Gene set enrichment analysis of histopathological subtypes. Figure 3 summarizes the genetic differences, based on the gene set enrichment analysis (subtype versus rest of the cohort), of the four histopathological subtypes and the melanoma of unknown primary (occult). The figure consists of a histogram (a) showing the number of somatic changes (SNVs), including synonymous variants and the median (m) of each subtype. Below is an Oncoplot. It is sorted by histopathological subtypes cutaneous, acral-lentiginous, mucosal, occult and uveal melanoma (gray scale). It summarizes the genes that are significant (p < 0.05) for each subtype. In vertical alignment, the patients are summarized and in horizontal alignment the genes and the corresponding changes.
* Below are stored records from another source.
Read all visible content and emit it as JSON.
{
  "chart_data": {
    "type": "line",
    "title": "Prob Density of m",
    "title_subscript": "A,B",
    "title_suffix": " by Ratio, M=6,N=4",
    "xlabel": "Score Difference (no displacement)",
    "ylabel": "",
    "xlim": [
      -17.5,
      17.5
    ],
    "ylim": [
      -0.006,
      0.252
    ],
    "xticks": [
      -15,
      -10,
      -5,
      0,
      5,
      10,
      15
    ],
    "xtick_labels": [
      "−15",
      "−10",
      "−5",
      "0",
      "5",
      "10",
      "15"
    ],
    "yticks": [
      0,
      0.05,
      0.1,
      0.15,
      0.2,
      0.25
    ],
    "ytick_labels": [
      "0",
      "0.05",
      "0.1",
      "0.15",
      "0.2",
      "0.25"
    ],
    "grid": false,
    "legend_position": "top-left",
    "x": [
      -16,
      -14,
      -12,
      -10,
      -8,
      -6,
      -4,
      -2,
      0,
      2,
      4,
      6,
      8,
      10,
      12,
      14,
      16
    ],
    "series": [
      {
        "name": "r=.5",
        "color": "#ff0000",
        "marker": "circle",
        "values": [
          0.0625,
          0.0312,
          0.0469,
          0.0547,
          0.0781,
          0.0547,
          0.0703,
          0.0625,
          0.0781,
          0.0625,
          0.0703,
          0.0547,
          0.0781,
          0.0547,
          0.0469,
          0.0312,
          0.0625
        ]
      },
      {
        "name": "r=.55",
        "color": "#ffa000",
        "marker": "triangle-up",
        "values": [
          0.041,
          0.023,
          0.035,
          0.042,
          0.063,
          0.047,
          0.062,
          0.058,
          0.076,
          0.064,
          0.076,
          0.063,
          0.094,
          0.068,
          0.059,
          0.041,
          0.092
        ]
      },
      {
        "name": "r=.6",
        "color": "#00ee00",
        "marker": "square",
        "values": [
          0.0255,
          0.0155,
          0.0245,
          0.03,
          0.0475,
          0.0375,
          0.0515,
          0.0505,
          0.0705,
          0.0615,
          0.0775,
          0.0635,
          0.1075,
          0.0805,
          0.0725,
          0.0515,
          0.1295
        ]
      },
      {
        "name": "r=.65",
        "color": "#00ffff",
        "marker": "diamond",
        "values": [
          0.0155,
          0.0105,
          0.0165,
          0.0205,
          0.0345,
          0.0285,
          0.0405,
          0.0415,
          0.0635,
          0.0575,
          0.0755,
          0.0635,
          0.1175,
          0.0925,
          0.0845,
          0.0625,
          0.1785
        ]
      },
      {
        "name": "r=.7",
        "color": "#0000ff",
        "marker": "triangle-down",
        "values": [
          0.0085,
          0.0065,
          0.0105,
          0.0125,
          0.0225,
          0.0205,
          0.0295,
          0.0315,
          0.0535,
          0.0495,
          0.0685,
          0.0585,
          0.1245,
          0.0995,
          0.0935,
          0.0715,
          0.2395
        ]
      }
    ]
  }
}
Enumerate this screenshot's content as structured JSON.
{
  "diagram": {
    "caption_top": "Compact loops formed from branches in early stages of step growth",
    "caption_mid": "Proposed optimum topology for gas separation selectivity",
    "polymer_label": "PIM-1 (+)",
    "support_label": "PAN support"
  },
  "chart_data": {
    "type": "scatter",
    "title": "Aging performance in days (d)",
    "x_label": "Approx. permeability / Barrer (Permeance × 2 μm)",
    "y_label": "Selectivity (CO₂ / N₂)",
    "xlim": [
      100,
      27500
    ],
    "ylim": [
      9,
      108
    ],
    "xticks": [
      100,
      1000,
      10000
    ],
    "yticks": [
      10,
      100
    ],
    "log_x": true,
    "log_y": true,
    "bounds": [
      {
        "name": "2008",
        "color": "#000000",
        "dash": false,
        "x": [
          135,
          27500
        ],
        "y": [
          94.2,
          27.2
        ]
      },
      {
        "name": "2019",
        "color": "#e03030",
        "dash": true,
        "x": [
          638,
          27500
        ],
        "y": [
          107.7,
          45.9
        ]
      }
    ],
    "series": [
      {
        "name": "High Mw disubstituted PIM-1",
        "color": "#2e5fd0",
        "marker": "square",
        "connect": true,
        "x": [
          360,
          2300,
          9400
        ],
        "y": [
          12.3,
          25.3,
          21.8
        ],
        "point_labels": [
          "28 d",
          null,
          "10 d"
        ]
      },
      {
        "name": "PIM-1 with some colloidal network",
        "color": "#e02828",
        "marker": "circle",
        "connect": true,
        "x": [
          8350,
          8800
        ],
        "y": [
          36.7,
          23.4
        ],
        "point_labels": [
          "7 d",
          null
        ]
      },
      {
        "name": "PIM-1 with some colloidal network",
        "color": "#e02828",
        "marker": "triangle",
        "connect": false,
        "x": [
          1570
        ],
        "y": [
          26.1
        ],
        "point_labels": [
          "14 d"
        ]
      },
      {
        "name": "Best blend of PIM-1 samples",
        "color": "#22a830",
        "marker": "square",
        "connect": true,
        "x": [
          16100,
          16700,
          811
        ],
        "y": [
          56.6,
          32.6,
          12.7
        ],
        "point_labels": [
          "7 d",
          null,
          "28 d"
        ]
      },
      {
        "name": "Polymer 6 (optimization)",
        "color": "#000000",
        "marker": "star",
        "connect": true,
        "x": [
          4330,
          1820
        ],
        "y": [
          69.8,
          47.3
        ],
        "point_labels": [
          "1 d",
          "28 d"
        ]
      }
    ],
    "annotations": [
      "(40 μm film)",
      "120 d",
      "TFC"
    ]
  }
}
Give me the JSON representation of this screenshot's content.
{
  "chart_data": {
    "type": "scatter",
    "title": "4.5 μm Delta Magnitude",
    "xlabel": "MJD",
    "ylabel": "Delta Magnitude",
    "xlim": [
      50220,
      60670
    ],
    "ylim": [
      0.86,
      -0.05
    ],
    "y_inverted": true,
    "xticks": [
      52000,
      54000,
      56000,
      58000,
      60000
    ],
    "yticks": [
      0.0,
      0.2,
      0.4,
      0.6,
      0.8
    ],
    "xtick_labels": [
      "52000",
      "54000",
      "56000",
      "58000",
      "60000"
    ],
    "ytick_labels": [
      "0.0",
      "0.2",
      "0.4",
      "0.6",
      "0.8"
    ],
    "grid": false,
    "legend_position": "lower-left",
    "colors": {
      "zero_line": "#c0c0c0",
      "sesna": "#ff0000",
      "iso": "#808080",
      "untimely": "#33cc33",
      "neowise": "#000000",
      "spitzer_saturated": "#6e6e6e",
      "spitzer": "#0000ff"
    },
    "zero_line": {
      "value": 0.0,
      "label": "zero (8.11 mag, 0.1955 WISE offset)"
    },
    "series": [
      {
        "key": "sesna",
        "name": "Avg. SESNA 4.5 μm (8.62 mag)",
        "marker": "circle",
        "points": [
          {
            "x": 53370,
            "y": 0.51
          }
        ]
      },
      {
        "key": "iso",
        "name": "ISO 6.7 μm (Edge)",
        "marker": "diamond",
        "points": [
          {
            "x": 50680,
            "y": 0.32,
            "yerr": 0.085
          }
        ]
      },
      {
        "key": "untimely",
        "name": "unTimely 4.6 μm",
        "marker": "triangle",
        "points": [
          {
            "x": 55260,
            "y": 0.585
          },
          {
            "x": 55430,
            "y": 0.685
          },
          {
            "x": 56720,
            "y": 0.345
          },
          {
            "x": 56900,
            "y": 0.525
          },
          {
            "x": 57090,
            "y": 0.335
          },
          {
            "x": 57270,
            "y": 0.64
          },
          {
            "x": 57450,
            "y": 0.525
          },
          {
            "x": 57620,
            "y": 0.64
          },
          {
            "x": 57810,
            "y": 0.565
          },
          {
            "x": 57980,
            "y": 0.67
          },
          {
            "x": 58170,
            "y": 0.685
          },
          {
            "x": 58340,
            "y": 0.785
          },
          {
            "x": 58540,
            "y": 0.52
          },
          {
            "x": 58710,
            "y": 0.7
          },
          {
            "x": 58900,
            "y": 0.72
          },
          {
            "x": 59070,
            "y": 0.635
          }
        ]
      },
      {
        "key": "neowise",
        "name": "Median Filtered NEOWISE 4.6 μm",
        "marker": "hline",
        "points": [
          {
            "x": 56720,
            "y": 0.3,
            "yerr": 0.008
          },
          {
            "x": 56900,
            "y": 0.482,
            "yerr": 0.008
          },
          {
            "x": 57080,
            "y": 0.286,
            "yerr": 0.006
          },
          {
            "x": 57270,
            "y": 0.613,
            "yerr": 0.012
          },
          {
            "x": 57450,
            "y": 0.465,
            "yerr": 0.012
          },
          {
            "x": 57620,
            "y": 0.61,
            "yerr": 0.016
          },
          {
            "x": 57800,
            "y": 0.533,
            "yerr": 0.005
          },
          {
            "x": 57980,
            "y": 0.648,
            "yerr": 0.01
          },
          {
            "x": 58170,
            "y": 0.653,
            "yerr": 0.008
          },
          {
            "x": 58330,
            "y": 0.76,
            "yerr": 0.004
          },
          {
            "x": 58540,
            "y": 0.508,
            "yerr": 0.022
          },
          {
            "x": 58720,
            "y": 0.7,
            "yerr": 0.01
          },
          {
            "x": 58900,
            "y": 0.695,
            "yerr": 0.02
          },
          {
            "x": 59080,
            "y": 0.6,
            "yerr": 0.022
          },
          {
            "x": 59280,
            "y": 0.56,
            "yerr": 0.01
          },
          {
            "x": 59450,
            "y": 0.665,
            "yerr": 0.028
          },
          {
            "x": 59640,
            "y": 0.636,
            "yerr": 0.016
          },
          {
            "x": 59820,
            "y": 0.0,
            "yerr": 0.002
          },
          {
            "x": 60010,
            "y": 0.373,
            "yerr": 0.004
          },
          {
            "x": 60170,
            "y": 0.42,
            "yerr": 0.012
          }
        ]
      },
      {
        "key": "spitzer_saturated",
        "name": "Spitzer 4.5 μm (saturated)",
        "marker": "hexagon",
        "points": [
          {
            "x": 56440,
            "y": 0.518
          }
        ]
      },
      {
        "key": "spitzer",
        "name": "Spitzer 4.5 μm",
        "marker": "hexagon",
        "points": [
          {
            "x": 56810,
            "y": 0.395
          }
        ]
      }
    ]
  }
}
On the left side the frequency, as a histogram in percent, of the somatic mutations (drivers) per gene, related to the total cohort, is shown. The panel (b) shows the frequency (in percent) of mutations per gene related to the subtypes (gray scale) compared to the rest of the cohort. For cutaneous melanoma, the genes BRAF (p = 0.009), NRAS (p = 0.0004) and CDKN2A (p = 0.03) are significantly enriched mutated compared to the rest of the cohort. For the acral-lentiginous melanoma the genes RICTOR (p = 0.01), CDK4 (p = 0.04), PDGFRA (p = 0.03) and KIT (p = 0.03) are enriched mutated, for the mucosal melanoma the genes CCND2 (p = 0.01) and CHEK2 (p = 0.03) are enriched mutated, for the melanoma of unknown primary the gene ERBB2 (p = 0.03) is enriched mutated and for the uveal melanoma the genes GNAQ (p = 0.0006), GNA11 (p = 0.00001), BAP1 (p = 0.0006), MYC (p = 0.000003) and SF3B1 (p = 0.0000002) are enriched mutated.

Figure 4

Predictor for resistance to immune checkpoint therapy. Figure 4 shows the result of the Fisher’s test identifying a genetic predictor for the resistance to immune checkpoint inhibitor therapy based on the RECIST response classification (progressive disease versus disease control [stable disease, partial response]). Mutations in three genes—EGFR, PTEN and TP53 - were identified as individual predictors for a progressive disease at the first staging. In 89% of cases (16 out of 18), patients with BRAF mutations had previously received BRAF/MEK inhibition before receiving immunotherapy. Together the mutations and the failed BRAF/MEKi pre-therapy predict 82% of the patients as PD (p = 0.007).